Security Vendors, Partnerships Offer Key to Simplifying, Selling Cyber Insurance Online: CoverHound CEO
CoverHound CEO Keith Moore has a vision of simplifying cyber insurance sales that involves underwriting the security vendors used by insureds—a model that could ultimately allow small business customers to bind their cyber policies online.
That’s just one part of the thinking behind the launch of CyberPolicy, an online brand for cyber insurance that’s set to launch at cyberpolicy.com in July, according to Moore, who already heads up CoverHound, an online agency for auto, home and small business insurance sales with financial backing from investors that include Chubb and American Family Ventures.
“The future of cyber and small business products is underwriting the vendors that people use,” he told Carrier Management during a recent interview about the impending cyber launch. He referred to the example of a small, purely digital business operating a website. “If you have Amazon Cloud as one of your vendors, and you use two or three different SaaS companies to house your customer data, then [carriers] can underwrite against those vendors just as well as [they] can the company,” he reasoned.

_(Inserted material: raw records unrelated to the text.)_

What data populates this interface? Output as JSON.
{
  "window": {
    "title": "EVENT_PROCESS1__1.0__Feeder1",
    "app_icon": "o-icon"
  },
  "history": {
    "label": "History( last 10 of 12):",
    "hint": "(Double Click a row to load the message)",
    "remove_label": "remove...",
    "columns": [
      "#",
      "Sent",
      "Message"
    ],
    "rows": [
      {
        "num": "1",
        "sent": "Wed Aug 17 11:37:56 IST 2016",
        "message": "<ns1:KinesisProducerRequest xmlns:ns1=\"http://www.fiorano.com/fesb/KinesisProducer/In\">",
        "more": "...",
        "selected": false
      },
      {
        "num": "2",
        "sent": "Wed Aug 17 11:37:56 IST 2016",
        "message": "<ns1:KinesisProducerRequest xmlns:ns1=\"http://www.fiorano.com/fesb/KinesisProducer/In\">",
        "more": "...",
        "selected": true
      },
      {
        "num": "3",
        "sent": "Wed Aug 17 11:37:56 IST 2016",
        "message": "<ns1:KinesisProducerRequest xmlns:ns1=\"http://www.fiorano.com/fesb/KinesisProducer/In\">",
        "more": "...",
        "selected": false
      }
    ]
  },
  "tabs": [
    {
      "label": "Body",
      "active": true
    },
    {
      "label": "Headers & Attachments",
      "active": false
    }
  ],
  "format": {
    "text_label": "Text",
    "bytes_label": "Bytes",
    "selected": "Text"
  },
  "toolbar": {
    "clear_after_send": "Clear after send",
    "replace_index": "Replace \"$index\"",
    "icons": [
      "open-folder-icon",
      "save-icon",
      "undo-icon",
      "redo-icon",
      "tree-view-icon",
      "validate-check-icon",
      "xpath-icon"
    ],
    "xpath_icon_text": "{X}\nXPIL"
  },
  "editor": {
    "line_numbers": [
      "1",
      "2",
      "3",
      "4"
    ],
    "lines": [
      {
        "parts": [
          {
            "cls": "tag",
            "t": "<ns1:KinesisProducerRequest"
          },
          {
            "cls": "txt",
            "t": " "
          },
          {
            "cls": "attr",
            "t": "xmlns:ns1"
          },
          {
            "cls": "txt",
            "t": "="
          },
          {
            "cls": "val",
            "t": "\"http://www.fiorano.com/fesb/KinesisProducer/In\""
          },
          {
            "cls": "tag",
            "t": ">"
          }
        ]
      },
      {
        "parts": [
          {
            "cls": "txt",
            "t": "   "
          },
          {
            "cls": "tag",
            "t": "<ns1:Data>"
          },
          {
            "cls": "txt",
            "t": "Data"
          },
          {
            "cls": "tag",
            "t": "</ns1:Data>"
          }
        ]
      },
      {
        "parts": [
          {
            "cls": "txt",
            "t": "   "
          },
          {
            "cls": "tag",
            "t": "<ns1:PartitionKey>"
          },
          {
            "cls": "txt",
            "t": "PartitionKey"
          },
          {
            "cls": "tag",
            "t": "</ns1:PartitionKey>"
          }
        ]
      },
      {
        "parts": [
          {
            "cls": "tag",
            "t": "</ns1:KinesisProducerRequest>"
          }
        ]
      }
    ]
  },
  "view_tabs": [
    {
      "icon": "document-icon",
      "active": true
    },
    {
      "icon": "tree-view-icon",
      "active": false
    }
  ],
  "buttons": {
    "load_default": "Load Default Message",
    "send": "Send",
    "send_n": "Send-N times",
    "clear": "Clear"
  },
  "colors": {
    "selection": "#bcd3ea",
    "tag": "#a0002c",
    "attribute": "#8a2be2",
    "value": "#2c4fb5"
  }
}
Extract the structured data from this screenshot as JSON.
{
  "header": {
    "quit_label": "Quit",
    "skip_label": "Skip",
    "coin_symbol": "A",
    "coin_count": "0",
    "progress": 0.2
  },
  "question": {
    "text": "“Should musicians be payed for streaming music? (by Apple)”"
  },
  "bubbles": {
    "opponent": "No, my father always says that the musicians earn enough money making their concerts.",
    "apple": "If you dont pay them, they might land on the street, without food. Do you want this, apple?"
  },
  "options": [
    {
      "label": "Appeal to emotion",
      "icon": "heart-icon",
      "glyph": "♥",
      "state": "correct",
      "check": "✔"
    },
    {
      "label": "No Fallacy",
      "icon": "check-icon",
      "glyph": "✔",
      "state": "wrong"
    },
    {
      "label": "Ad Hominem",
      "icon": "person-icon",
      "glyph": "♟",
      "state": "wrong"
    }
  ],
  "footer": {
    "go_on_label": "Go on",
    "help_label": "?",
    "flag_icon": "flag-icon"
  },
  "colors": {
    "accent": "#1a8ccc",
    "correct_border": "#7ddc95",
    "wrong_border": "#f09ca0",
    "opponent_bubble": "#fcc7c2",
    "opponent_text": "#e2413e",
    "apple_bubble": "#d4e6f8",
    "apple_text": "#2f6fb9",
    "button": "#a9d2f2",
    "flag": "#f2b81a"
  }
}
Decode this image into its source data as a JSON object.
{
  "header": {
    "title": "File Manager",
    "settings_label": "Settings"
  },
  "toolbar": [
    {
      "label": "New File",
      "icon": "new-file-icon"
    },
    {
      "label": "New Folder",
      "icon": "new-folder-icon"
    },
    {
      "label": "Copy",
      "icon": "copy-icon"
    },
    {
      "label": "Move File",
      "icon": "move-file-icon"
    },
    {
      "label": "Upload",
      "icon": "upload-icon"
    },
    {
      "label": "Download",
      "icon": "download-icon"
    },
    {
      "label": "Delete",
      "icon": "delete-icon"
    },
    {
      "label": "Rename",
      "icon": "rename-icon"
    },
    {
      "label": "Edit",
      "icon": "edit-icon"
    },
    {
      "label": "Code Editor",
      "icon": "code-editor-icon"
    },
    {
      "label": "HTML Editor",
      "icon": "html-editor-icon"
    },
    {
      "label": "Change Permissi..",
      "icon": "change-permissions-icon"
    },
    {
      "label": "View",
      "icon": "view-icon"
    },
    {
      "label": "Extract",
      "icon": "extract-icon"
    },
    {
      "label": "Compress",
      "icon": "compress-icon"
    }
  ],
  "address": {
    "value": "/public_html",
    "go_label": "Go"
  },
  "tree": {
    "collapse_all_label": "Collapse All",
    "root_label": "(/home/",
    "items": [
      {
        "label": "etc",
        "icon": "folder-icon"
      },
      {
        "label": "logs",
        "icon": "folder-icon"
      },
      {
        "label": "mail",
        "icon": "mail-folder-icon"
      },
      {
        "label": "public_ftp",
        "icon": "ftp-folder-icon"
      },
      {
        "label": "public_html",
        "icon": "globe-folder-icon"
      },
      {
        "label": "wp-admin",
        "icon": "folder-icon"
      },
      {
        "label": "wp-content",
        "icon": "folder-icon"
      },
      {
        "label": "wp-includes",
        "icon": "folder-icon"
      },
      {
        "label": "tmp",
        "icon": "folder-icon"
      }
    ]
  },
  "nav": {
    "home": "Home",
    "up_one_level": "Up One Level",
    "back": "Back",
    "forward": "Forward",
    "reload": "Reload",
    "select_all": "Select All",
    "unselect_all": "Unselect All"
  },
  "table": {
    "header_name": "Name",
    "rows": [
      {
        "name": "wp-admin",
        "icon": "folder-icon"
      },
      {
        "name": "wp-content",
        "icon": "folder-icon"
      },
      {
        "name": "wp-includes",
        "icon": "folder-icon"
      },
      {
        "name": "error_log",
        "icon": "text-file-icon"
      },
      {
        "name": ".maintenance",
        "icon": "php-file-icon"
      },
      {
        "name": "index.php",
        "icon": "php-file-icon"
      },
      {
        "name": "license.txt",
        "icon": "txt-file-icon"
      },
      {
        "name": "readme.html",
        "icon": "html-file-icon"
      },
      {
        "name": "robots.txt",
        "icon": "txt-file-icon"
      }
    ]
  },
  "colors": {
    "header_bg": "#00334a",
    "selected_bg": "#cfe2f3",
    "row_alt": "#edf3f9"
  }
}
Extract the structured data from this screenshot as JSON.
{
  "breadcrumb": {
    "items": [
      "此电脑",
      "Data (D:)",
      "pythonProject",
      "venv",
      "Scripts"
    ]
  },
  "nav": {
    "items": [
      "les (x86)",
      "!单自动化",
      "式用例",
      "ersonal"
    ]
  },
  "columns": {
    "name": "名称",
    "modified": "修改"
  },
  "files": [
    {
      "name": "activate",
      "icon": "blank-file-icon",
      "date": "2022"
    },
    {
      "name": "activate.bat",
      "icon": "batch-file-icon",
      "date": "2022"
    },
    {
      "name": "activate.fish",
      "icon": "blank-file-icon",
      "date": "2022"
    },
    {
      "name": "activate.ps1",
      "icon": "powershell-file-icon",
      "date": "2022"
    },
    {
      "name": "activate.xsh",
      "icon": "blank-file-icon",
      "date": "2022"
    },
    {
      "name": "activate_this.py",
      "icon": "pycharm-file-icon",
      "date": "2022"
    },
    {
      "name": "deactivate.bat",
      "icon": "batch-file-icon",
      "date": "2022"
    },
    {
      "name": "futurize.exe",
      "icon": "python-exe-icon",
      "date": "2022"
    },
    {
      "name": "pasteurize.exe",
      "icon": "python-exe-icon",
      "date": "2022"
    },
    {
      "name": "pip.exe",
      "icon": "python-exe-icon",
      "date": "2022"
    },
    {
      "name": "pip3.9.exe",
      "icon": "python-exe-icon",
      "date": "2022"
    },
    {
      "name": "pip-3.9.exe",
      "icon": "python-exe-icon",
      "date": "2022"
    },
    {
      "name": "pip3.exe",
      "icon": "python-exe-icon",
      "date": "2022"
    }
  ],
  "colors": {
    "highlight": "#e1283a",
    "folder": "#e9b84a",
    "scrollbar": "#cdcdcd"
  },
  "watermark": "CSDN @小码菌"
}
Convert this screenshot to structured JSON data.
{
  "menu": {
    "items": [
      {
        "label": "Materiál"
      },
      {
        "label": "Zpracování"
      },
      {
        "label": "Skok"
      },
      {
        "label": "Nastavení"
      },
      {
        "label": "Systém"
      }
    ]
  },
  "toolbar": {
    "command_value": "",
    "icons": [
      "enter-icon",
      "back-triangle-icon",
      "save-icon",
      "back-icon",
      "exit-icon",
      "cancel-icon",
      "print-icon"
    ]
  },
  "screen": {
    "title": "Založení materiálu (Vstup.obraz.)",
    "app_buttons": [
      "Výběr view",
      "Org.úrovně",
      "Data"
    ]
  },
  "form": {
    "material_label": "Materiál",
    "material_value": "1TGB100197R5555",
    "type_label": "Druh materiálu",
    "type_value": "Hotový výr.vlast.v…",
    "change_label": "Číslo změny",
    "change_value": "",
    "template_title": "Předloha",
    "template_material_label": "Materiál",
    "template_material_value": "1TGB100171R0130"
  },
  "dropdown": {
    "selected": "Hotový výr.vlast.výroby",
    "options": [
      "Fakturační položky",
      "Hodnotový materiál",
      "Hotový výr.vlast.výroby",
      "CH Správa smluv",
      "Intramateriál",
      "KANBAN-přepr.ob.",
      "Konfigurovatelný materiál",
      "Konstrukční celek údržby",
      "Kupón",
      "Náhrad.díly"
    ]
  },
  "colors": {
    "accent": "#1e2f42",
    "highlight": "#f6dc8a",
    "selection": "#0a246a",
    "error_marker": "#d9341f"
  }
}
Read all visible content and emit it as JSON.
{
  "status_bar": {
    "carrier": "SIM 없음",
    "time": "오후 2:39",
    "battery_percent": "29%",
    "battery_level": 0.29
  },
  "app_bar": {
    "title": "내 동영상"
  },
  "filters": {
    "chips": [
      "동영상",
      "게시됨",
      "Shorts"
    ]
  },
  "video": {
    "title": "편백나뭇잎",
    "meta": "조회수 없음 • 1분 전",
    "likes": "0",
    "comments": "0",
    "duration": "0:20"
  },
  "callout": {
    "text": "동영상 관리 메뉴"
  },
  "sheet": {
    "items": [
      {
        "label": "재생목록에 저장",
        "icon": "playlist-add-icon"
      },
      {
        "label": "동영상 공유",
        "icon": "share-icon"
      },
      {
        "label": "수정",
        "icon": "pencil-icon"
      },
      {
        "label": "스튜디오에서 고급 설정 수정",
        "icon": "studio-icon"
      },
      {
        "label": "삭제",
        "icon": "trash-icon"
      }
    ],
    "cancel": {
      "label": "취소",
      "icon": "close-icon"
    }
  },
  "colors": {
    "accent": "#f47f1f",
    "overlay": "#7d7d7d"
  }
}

“That’s going to make the carriers of the future world a lot more informed than they have been in the past,” he said, when asked about how he can stay true to the CoverHound formula of being a “trusted adviser for curated choice” to create a winning experience for engaged customers.
Moore described the CoverHound mission for personal lines and small business insurance in detail at a recent Casualty Actuarial Society conference. (See related Carrier Management article: Practical Tips for Disrupting Insurance Distribution.)
In a separate interview, Moore outlined his high-level vision of a CoverHound follow-on venture for cyber.
According to Moore, the cyberpolicy.com concept wasn’t always on the drawing board. “It wasn’t something that we were originally designed to do, but as we did a lot of research over the past nine months in commercial, we started to look at the various lines. Knowing the history of auto insurance being a gateway product for homeowners insurance and other products,” Moore’s team looked for an equivalent in the commercial space.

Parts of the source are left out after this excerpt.